Out of the 26 seats, alliance partners National Conference and Congress bagged 22 while the BJP won just two seats. Two seats went to Independents.
It was the first poll in Kargil after the 2019 dilution of Article 370. The Kargil election was perceived to be a referendum on the BJP-led government’s August 5, 2019, decisions which saw the bifurcation of the state of Jammu and Kashmir into two Union Territories and the cancellation of its special status.
“The results will send a positive message to the people who are fighting to defeat the BJP in the country. These results show how angry people here are at the policies of the BJP-led central government, particularly what they have done in 2019 and thereafter,” Qamar AliAkhoon, NC’s seniormost leader in Kargil, told The Telegraph.
The elections were the first test of popularity for the BJP in Kargil, more specifically the success of its outreach among the majority Shia population, as the party has been claiming that its policies enjoy widespread support not just in Ladakh, of which Kargil is a part, but Jammu and Kashmir as well.
The NC and the Congress had announced a pre-poll alliance — though on a limited number of seats where they expected a direct contest with the BJP. The two fought against each other in constituencies where the BJP appeared to be out of the race.
The BJP had won one seat in the last election but its numbers had risen to three after two Peoples Democratic Party councillors joined it.
The NC won 12 seats and the Congress 10 this time.
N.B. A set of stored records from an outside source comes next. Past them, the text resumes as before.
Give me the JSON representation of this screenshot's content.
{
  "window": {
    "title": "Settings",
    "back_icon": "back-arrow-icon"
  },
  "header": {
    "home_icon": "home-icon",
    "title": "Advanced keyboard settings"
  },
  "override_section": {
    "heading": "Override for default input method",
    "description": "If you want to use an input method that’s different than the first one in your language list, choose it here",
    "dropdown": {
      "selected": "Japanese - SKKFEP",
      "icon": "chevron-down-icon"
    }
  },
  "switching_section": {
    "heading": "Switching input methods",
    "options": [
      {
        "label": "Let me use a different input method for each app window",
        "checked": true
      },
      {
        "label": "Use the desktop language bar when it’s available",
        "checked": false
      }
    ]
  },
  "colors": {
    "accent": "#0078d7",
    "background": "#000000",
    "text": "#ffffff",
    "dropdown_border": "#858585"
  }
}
In the outgoing council, the NC had 10 seats and the Congress eight.
Muslims, mostly Shias, are in majority in Kargil. Unlike the Buddhists in Leh, Kargil Muslims had opposed the 2019 changes. Although Muslims still favour restoration of Article 370 provisions, the two communities have joined hands to fight for statehood and special status for Ladakh.
Congress leader Rahul Gandhi had visited Kargil in August and a large number of people had flocked to his rallies.
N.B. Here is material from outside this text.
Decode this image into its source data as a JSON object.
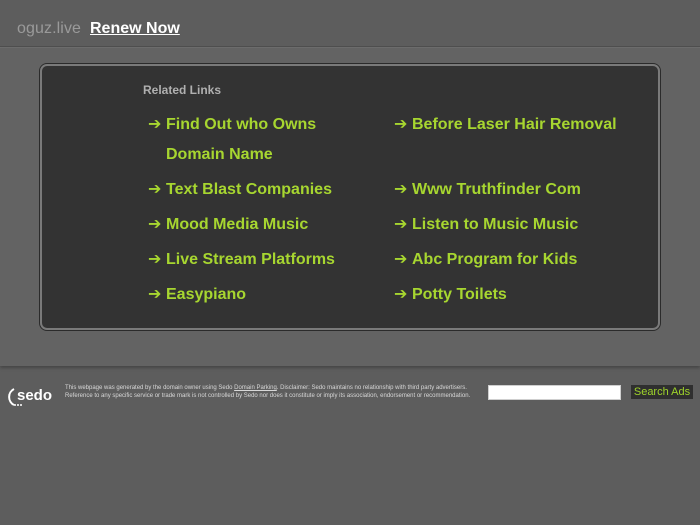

During a speech in Kargil recently, NC leader and former chief minister Omar Abdullah had asked the residents to send a “clear message” through their votes on whether they “accept or reject” the 2019 decisions.
The BJP is facing resentment from both Muslims and Buddhists in Ladakh for the failure to grant the region statehood and special status, but the party tried hard to woo Kargil’s Shias on the so-called plank of development.
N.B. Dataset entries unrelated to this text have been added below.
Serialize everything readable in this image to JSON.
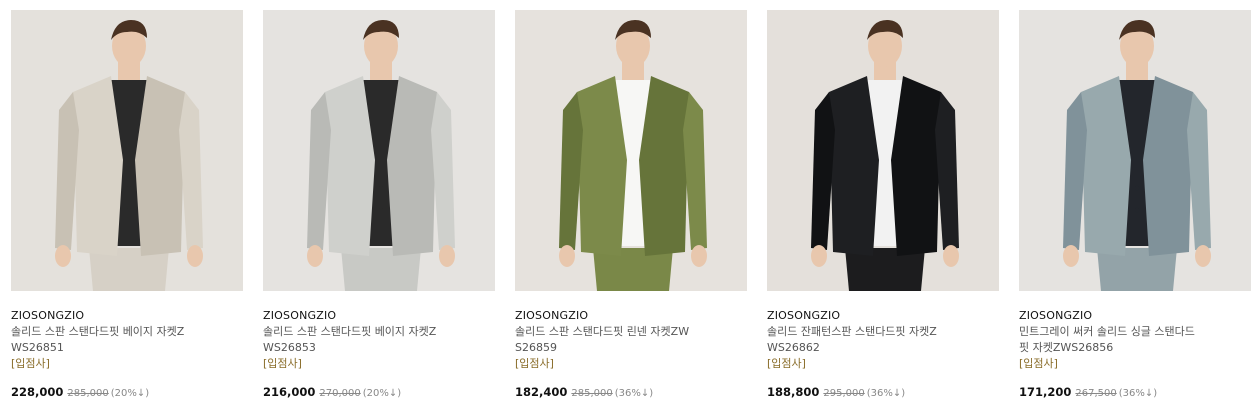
{
  "products": [
    {
      "brand": "ZIOSONGZIO",
      "name": "솔리드 스판 스탠다드핏 베이지 자켓ZWS26851",
      "tag": "[입점사]",
      "price": "228,000",
      "original_price": "285,000",
      "discount": "(20%↓)",
      "colors": {
        "bg": "#e4e1dc",
        "jacket": "#d9d3c8",
        "jacket_shade": "#c8c1b4",
        "shirt": "#2a2a2a",
        "pants": "#d6d0c6",
        "skin": "#e8c7ad",
        "hair": "#4a3222"
      }
    },
    {
      "brand": "ZIOSONGZIO",
      "name": "솔리드 스판 스탠다드핏 베이지 자켓ZWS26853",
      "tag": "[입점사]",
      "price": "216,000",
      "original_price": "270,000",
      "discount": "(20%↓)",
      "colors": {
        "bg": "#e5e3e0",
        "jacket": "#cfd0cc",
        "jacket_shade": "#b9bab6",
        "shirt": "#2a2a2a",
        "pants": "#c8c9c5",
        "skin": "#e8c7ad",
        "hair": "#4a3222"
      }
    },
    {
      "brand": "ZIOSONGZIO",
      "name": "솔리드 스판 스탠다드핏 린넨 자켓ZWS26859",
      "tag": "[입점사]",
      "price": "182,400",
      "original_price": "285,000",
      "discount": "(36%↓)",
      "colors": {
        "bg": "#e6e2dd",
        "jacket": "#7c8a4a",
        "jacket_shade": "#66743a",
        "shirt": "#f7f7f5",
        "pants": "#7a8848",
        "skin": "#e8c7ad",
        "hair": "#4a3222"
      }
    },
    {
      "brand": "ZIOSONGZIO",
      "name": "솔리드 잔패턴스판 스탠다드핏 자켓ZWS26862",
      "tag": "[입점사]",
      "price": "188,800",
      "original_price": "295,000",
      "discount": "(36%↓)",
      "colors": {
        "bg": "#e4e0db",
        "jacket": "#1e1f22",
        "jacket_shade": "#111214",
        "shirt": "#f2f2f2",
        "pants": "#1c1c1e",
        "skin": "#e8c7ad",
        "hair": "#4a3222"
      }
    },
    {
      "brand": "ZIOSONGZIO",
      "name": "민트그레이 써커 솔리드 싱글 스탠다드핏 자켓ZWS26856",
      "tag": "[입점사]",
      "price": "171,200",
      "original_price": "267,500",
      "discount": "(36%↓)",
      "colors": {
        "bg": "#e5e3e0",
        "jacket": "#98a9ad",
        "jacket_shade": "#80929a",
        "shirt": "#23262c",
        "pants": "#93a3a8",
        "skin": "#e8c7ad",
        "hair": "#4a3222"
      }
    }
  ]
}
Ladakh’s Buddhist MP Jamyang Tsering Namgyal, who is from the BJP and had campaigned extensively during the elections, had lavished praise on Prophet Mohammad’s grandson Imam Hussain, calling himself an admirer of Hussain and casting the NC and the Congress as parties of Yazid, who killed him in the battle of Karbala.
“All Muslims, whether Shias or Sunnis, have regard for Imam Hussain Alayhi s-salam (peace be on him), his martyrdom. Even today we mourn his martyrdom. I am a Buddhist but I truly accept him, with full heart,” Namgyal had said in the Drass area of Kargil last month.
That contrasted with the expulsion by his party of its Ladakh Muslim face, Sheikh Nazir Ahmad, in August after his son eloped with a Buddhist girl.
In the run-up to elections, the Ladakh administration, run directly by the Centre, had tried hard to prevent the Kashmir-based NC, also a major political player in Kargil, from retaining its political imprint there.